Now they’re trying to prepare us for disappointing Field Trials amid a consumer rebellion being lead by their predecessor, Dr. Allen Frances. The drug companies are turning tails looking for new prospects and leaving the KOLs to fend for themselves. Many Czars have been deposed – Nemeroff, Schatzberg, Keller. And the everyday psychiatrists are apathetic, surviving in their disenfranchised [but still lucrative] world of med-checks. What’s going to happen? Dr. Frances says:
What should be done now as DSM 5 enters its depressing endgame? There really is no rational choice except to drop the many unsupportable DSM 5 proposals and to dramatically improve the imprecise writing that plagues most of the DSM 5 criteria sets.
I agree with the "should," but I see no signs yet that it’s going to happen. My guess is that they’ll only partially follow his advice – maybe back off on some of the more egregious proposals like Attenuated Psychosis Syndrome – but continue on with others. Maybe they’ll have to good sense to remove biological from the definition of mental illness. The likelihood that they’ll take on the sins of the past like Major Depressive Disorder have dwindled to the point where the candle has gone out [or maybe never been lit]. I understand why Dr. Frances is now also writing in the Huffington Post. He’s hoping to finally get their attention. They still don’t get it that he’s trying to help them not rush headlong into a no exit minefield [or worse, the abyss of the irrelevant]…
  1.  
    Peggi
    January 10, 2012 | 8:38 AM
     

    Some terrific metaphors here, Mickey, but my favorite is the “aging starlet with too many facelifts”.

  2.  
    Tom
    January 11, 2012 | 7:56 AM
     

    In psychometric testing you would never use a ratio or variable that was coded if the kappa was below 0.80. To argue that kappa of .20 to .60 is acceptable is absurd.

  3.  
    January 11, 2012 | 3:44 PM
     

    I recently read Kirk & Kutchins’ book “The Selling of DSM”, which looked at how diagnostic reliability was used to create a false aura of scientificity around the DSM-III project. They argue, quite plausibly I think, that the political economic needs of an American psychiatry in crisis (esp. around insurer payments and drug research/approval) became tied up with this obsession with quantitative measures. In the absence of decent validity data then reliability was a useful step sideways to meet these needs.

    But of course back then K & K were able to excoriate the DSM field trial for accepting Kappas between 0.6 and 0.8, much lower than the above 0.8 originally hoped. How pathetic does the reliability obsession look now?

    Your view of why the DSM-5-ocracy have persisted with the naive hopes in neuroscience is compelling. I would add something else: Like the economists who usually serve Wall St, these people are tied to real material structures of profit-making and the complex research, industrial and financial complexes that make them up. Thus, the breakdown in hegemony (the passive or active consent of ordinary people in this process) can start to occur without directly affecting their certainty in the viability of the project *as experienced from their lofty positions*. In fact, the emergence of threats to their position will lead them to bunker down and seek to defend it, no matter how irrationally.

    Marx had a good name for economists: the hired prize-fighters of the bourgeoisie. Ideologists for the elites.
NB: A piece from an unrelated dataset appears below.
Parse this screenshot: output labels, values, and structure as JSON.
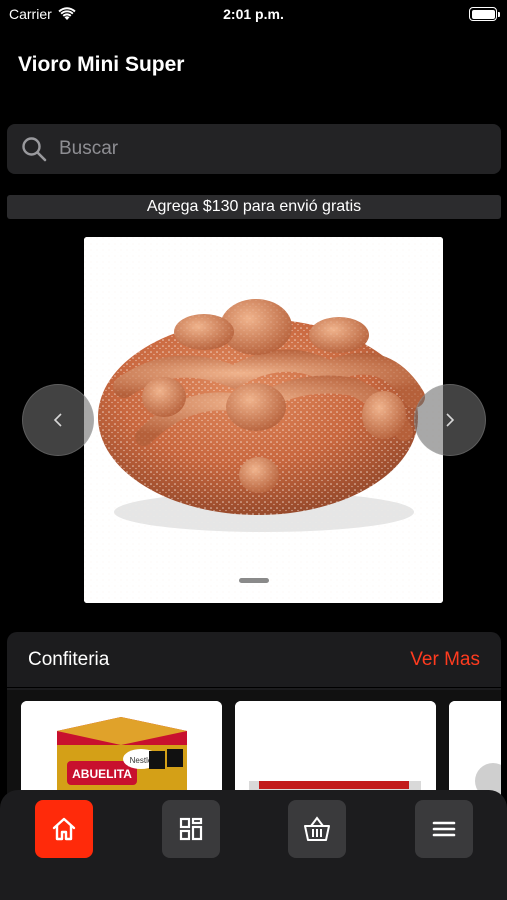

Perhaps these research physicians, deeply tied to elite corporate and state power structures, are the hired prizefighters of the medical-industrial complex’s bourgeoisie?

  4.  
    January 11, 2012 | 4:19 PM
     

    Eloquently stated. Their responses seem more like reflexes than something informed by thoughtful contemplation – almost like Piaget’s “schema.” They’ve been talking to each other too long and forgotten that there’s. Another way to think.

Sorry, the comment form is closed at this time.